Ibsen - Alguns fatos são pequenos, mas de grande significado. O automóvel popular comprado com sobras de campanha (o Fiat Elba) foi um fato pequeno, mas, no contexto, foi um elo entre o que surgia e a figura do presidente. Isso conjugado com a baixa sustentação política produziu a combustão, o incêndio da CPI. E o Congresso foi o bombeiro desse incêndio.
ZH - Qual era o clima no Congresso nos dias anteriores à votação?
Ibsen - As convicções sofreram grande aceleração na reta final. Na semana antes da votação, recebemos uma comitiva da Austrália no Congresso. No almoço, perguntaram como conseguiríamos obter os dois terços dos votos, escore necessário para afastar um presidente com eleito com 35 milhões de votos. Respondi que era mais fácil obtermos a unanimidade.
ZH - Collor estava tão isolado assim?
Ibsen - Em condições normais, se fosse preciso que os líderes da oposição buscassem votos, o impeachment não passaria, pois a correlação de forças não daria os dois terços a favor do impeachment. Usei a frase para sintetizar o andamento da crise política. Os votos contrários foram mais manifestações pessoais de apoio ao presidente do que uma resistência.
ZH - E o clima no plenário? O impeachment era dado como certo?

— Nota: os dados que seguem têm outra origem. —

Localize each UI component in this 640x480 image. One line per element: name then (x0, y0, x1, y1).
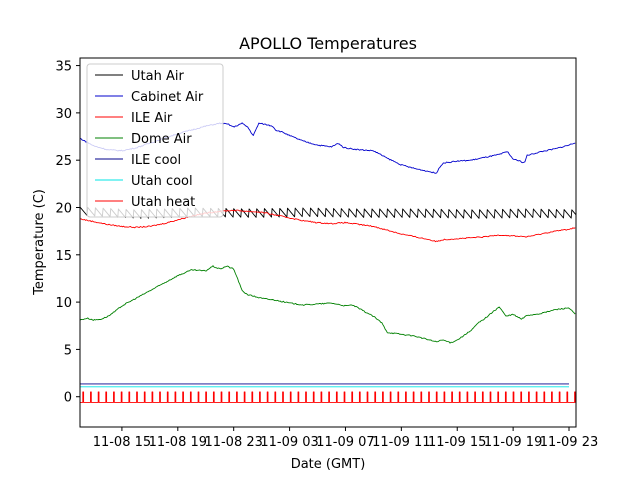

Ibsen - Nas ruas, o Brasil fervia, mas no plenário o clima era glacial. Diante do potencial explosivo da sessão, conseguimos dar andamento a um ritual britânico. Poucos deputados quiseram falar em defesa do presidente. E quem queria a cassação não discursou, limitou-se a orientar a bancada, a fim de acelerar a sessão.
ZH - Com o impeachment aprovado, havia o medo do retorno dos militares?

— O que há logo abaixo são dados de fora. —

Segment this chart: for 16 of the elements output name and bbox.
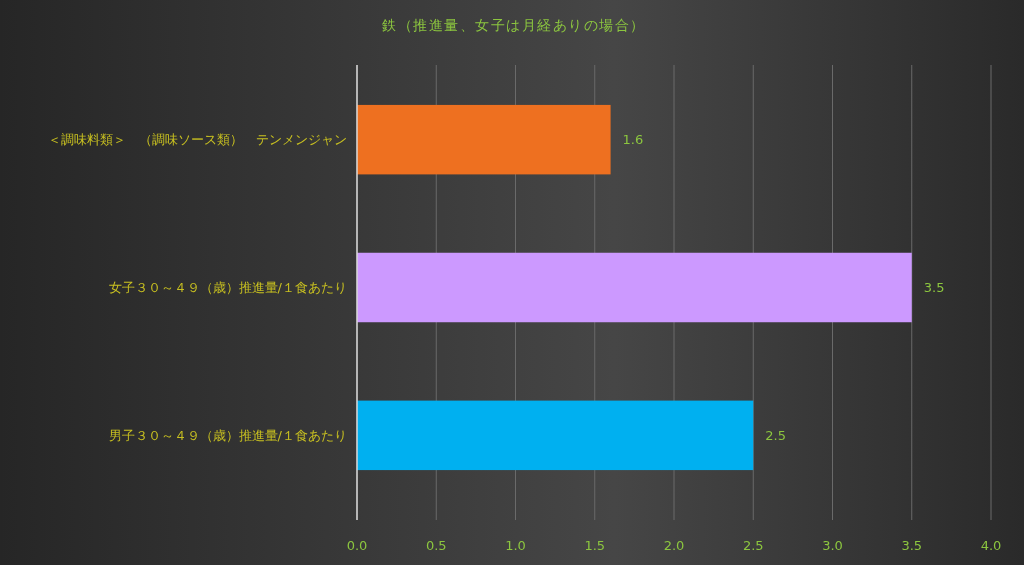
x-tick-label: 3.0 xyxy=(822,538,843,553)
y-tick-label: 女子３０～４９（歳）推進量/１食あたり xyxy=(108,280,347,296)
x-tick-label: 0.5 xyxy=(425,538,447,553)
data-label: 2.5 xyxy=(765,427,786,443)
x-tick-label: 3.5 xyxy=(901,538,923,553)
x-tick-label: 1.5 xyxy=(584,538,606,553)
x-tick-label: 2.0 xyxy=(663,538,685,553)
y-tick-label: ＜調味料類＞ （調味ソース類） テンメンジャン xyxy=(48,132,347,148)
x-tick-label: 2.5 xyxy=(742,538,764,553)
x-tick-label: 1.0 xyxy=(505,538,526,553)
chart-title: 鉄（推進量、女子は月経ありの場合） xyxy=(382,17,646,33)
y-tick-label: 男子３０～４９（歳）推進量/１食あたり xyxy=(108,427,347,443)
x-tick-label: 0.0 xyxy=(346,538,368,553)
data-label: 3.5 xyxy=(923,280,945,296)
data-label: 1.6 xyxy=(622,132,644,148)
x-tick-label: 4.0 xyxy=(980,538,1002,553)
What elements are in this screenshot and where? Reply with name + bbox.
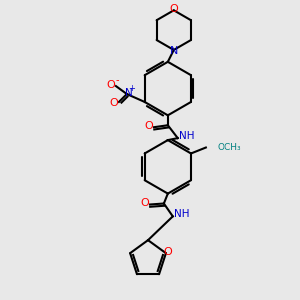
Text: -: - <box>115 75 119 85</box>
Text: O: O <box>106 80 116 90</box>
Text: OCH₃: OCH₃ <box>218 143 242 152</box>
Text: O: O <box>164 247 172 257</box>
Text: N: N <box>125 88 133 98</box>
Text: O: O <box>141 199 149 208</box>
Text: O: O <box>110 98 118 108</box>
Text: NH: NH <box>174 209 190 219</box>
Text: O: O <box>169 4 178 14</box>
Text: O: O <box>145 121 153 131</box>
Text: N: N <box>169 46 178 56</box>
Text: +: + <box>128 84 135 93</box>
Text: NH: NH <box>179 131 194 141</box>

Ibsen - Quando o colégio eleitoral consagrou Tancredo Neves, foi um sinal de que o regime militar estava esgotado. A campanha das Diretas esgotou o regime militar. Não havia temor, clima, nem desejo dos militares de voltar. Ficou claro que a arbitragem seria política.
ZH - O que representou o impeachment?
Ibsen - Esse pedido que prosperou foi o 12º que chegou à Câmara naquela oportunidade. O impeachment foi a culminância de uma crise política. A nossa tradição republicana é de arbitragem militar, de presidente deposto pela força. Foi a primeira vez na história da República que a arbitragem de uma crise política foi feita pelo Legislativo.

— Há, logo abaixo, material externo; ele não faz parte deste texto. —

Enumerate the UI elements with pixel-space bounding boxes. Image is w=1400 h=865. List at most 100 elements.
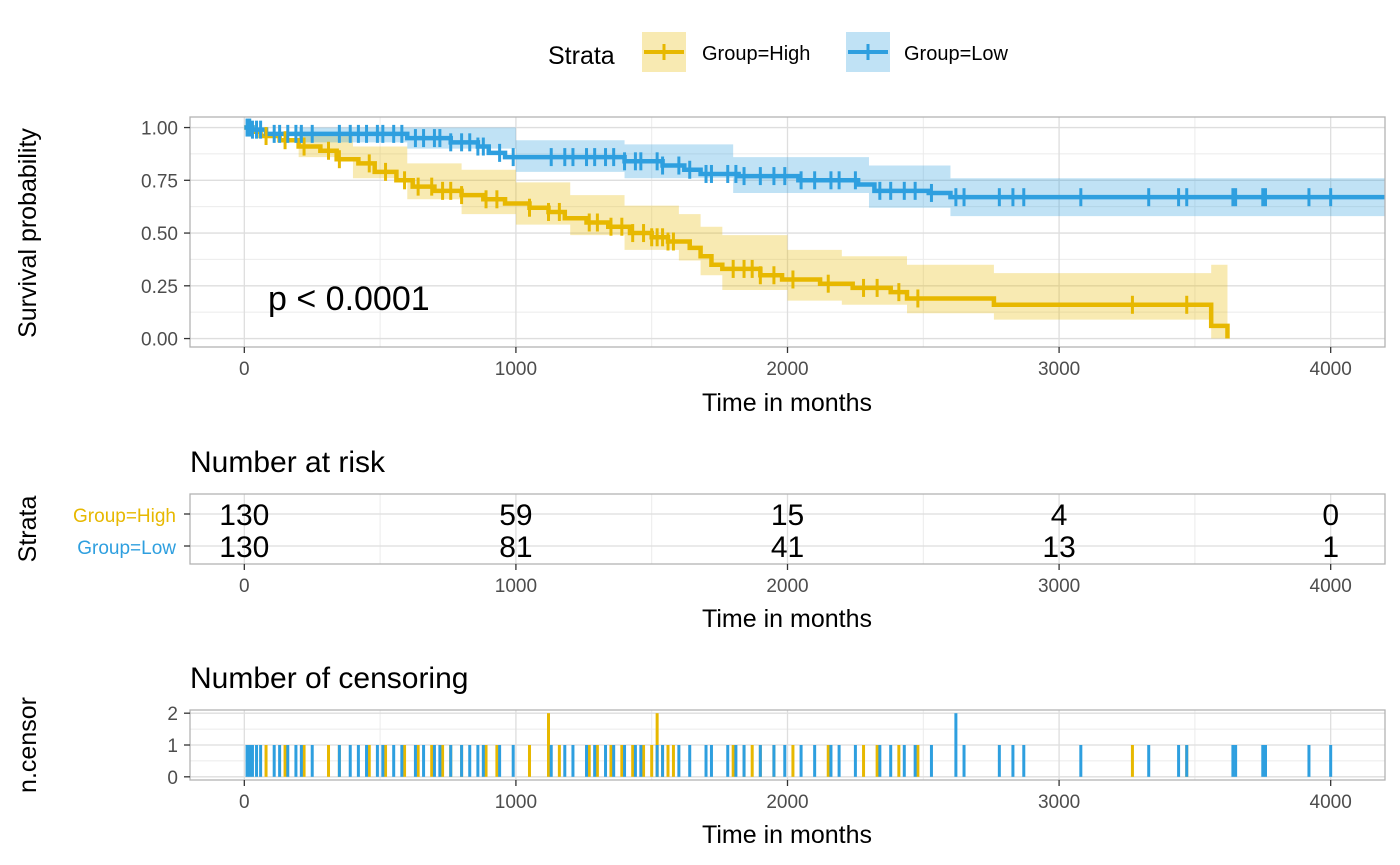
censor-bar	[997, 745, 1001, 777]
censor-bar	[734, 745, 738, 777]
censor-bar	[595, 745, 599, 777]
censor-bar	[1261, 745, 1265, 777]
censor-bar	[666, 745, 670, 777]
censor-bar	[356, 745, 360, 777]
censor-bar	[875, 745, 879, 777]
censor-bar	[1234, 745, 1238, 777]
censor-bar	[916, 745, 920, 777]
censor-bar	[294, 745, 298, 777]
censor-bar	[633, 745, 637, 777]
risk-table-panel: Number at risk 130 59 15 4 0 130 81 41 13 1 Group…	[14, 446, 1386, 633]
censor-bar	[255, 745, 259, 777]
censor-bar	[742, 745, 746, 777]
x-tick-label: 0	[239, 576, 250, 597]
x-tick-label: 3000	[1038, 359, 1080, 380]
censor-bar	[639, 745, 643, 777]
censor-bar	[511, 745, 515, 777]
censor-bar	[623, 745, 627, 777]
x-tick-label: 1000	[495, 576, 537, 597]
censor-bar	[549, 745, 553, 777]
risk-cell: 41	[771, 531, 804, 564]
censor-bar	[438, 745, 442, 777]
censor-bar	[557, 745, 561, 777]
censor-bar	[1079, 745, 1083, 777]
x-tick-label: 2000	[766, 792, 808, 813]
x-tick-label: 4000	[1310, 792, 1352, 813]
censor-bar	[403, 745, 407, 777]
x-tick-label: 3000	[1038, 792, 1080, 813]
censor-bar	[902, 745, 906, 777]
censor-bar	[460, 745, 464, 777]
censor-bar	[1147, 745, 1151, 777]
risk-table-grid	[190, 494, 1385, 564]
risk-table-title: Number at risk	[190, 446, 386, 479]
risk-row-label: Group=Low	[77, 538, 176, 559]
risk-table-cells: 130 59 15 4 0 130 81 41 13 1	[219, 499, 1339, 564]
censor-bar	[400, 745, 404, 777]
censor-bar	[299, 745, 303, 777]
x-tick-label: 2000	[766, 576, 808, 597]
x-tick-label: 2000	[766, 359, 808, 380]
censor-bar	[367, 745, 371, 777]
censor-bar	[484, 745, 488, 777]
censor-bar	[731, 745, 735, 777]
censor-bar	[310, 745, 314, 777]
censor-bar	[897, 745, 901, 777]
censor-bar	[913, 745, 917, 777]
censor-bar	[878, 745, 882, 777]
censor-bar	[813, 745, 817, 777]
survival-y-label: Survival probability	[14, 128, 42, 338]
censor-bar	[593, 745, 597, 777]
x-tick-label: 1000	[495, 792, 537, 813]
censor-x-label: Time in months	[702, 821, 872, 849]
legend-item-low: Group=Low	[846, 32, 1009, 72]
y-tick-label: 1	[167, 736, 178, 757]
censor-bar	[799, 745, 803, 777]
x-tick-label: 1000	[495, 359, 537, 380]
censor-bar	[468, 745, 472, 777]
x-tick-label: 4000	[1310, 359, 1352, 380]
legend-title: Strata	[548, 42, 615, 70]
censor-bar	[327, 745, 331, 777]
censor-bar	[283, 745, 287, 777]
censor-bar	[620, 745, 624, 777]
y-tick-label: 0.50	[141, 224, 178, 245]
censor-bar	[441, 745, 445, 777]
x-tick-label: 0	[239, 792, 250, 813]
censor-bar	[772, 745, 776, 777]
censor-bar	[1022, 745, 1026, 777]
censor-bar	[1011, 745, 1015, 777]
censor-bar	[829, 745, 833, 777]
risk-cell: 13	[1042, 531, 1075, 564]
y-tick-label: 0.25	[141, 277, 178, 298]
x-tick-label: 4000	[1310, 576, 1352, 597]
censor-bar	[688, 745, 692, 777]
censor-bar	[889, 745, 893, 777]
p-value-annotation: p < 0.0001	[268, 280, 430, 318]
censor-bar	[650, 745, 654, 777]
censor-bar	[495, 745, 499, 777]
legend-label-low: Group=Low	[904, 43, 1009, 65]
censor-bar	[661, 745, 665, 777]
risk-y-label: Strata	[14, 496, 42, 563]
censor-bar	[1329, 745, 1333, 777]
censor-bar	[365, 745, 369, 777]
survival-line-high	[244, 125, 1230, 339]
censor-bar	[264, 745, 268, 777]
censor-bar	[609, 745, 613, 777]
censor-bar	[1231, 745, 1235, 777]
censor-y-ticks: 0 1 2	[167, 704, 190, 789]
censor-bar	[1307, 745, 1311, 777]
censor-bar	[791, 745, 795, 777]
censor-bar	[1264, 745, 1267, 777]
censor-bar	[498, 745, 502, 777]
censor-bar	[416, 745, 420, 777]
censor-bar	[248, 745, 252, 777]
censor-bar	[547, 713, 550, 777]
censor-bar	[709, 745, 713, 777]
censor-bar	[929, 745, 933, 777]
censor-bar	[250, 745, 254, 777]
censor-bar	[726, 745, 730, 777]
censor-bar	[671, 745, 675, 777]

ZH - E que lições esse processo deixou?
Ibsen - Certos momentos da história são simbólicos na medida em que representam mais do que efetivamente são. O impeachment teve conteúdo consolidador. Não tínhamos experiência de um processo maduro de impeachment e ele marcou para o bem nossa democracia. Espero e confio que a nossa opção democrática seja permanente e eterna.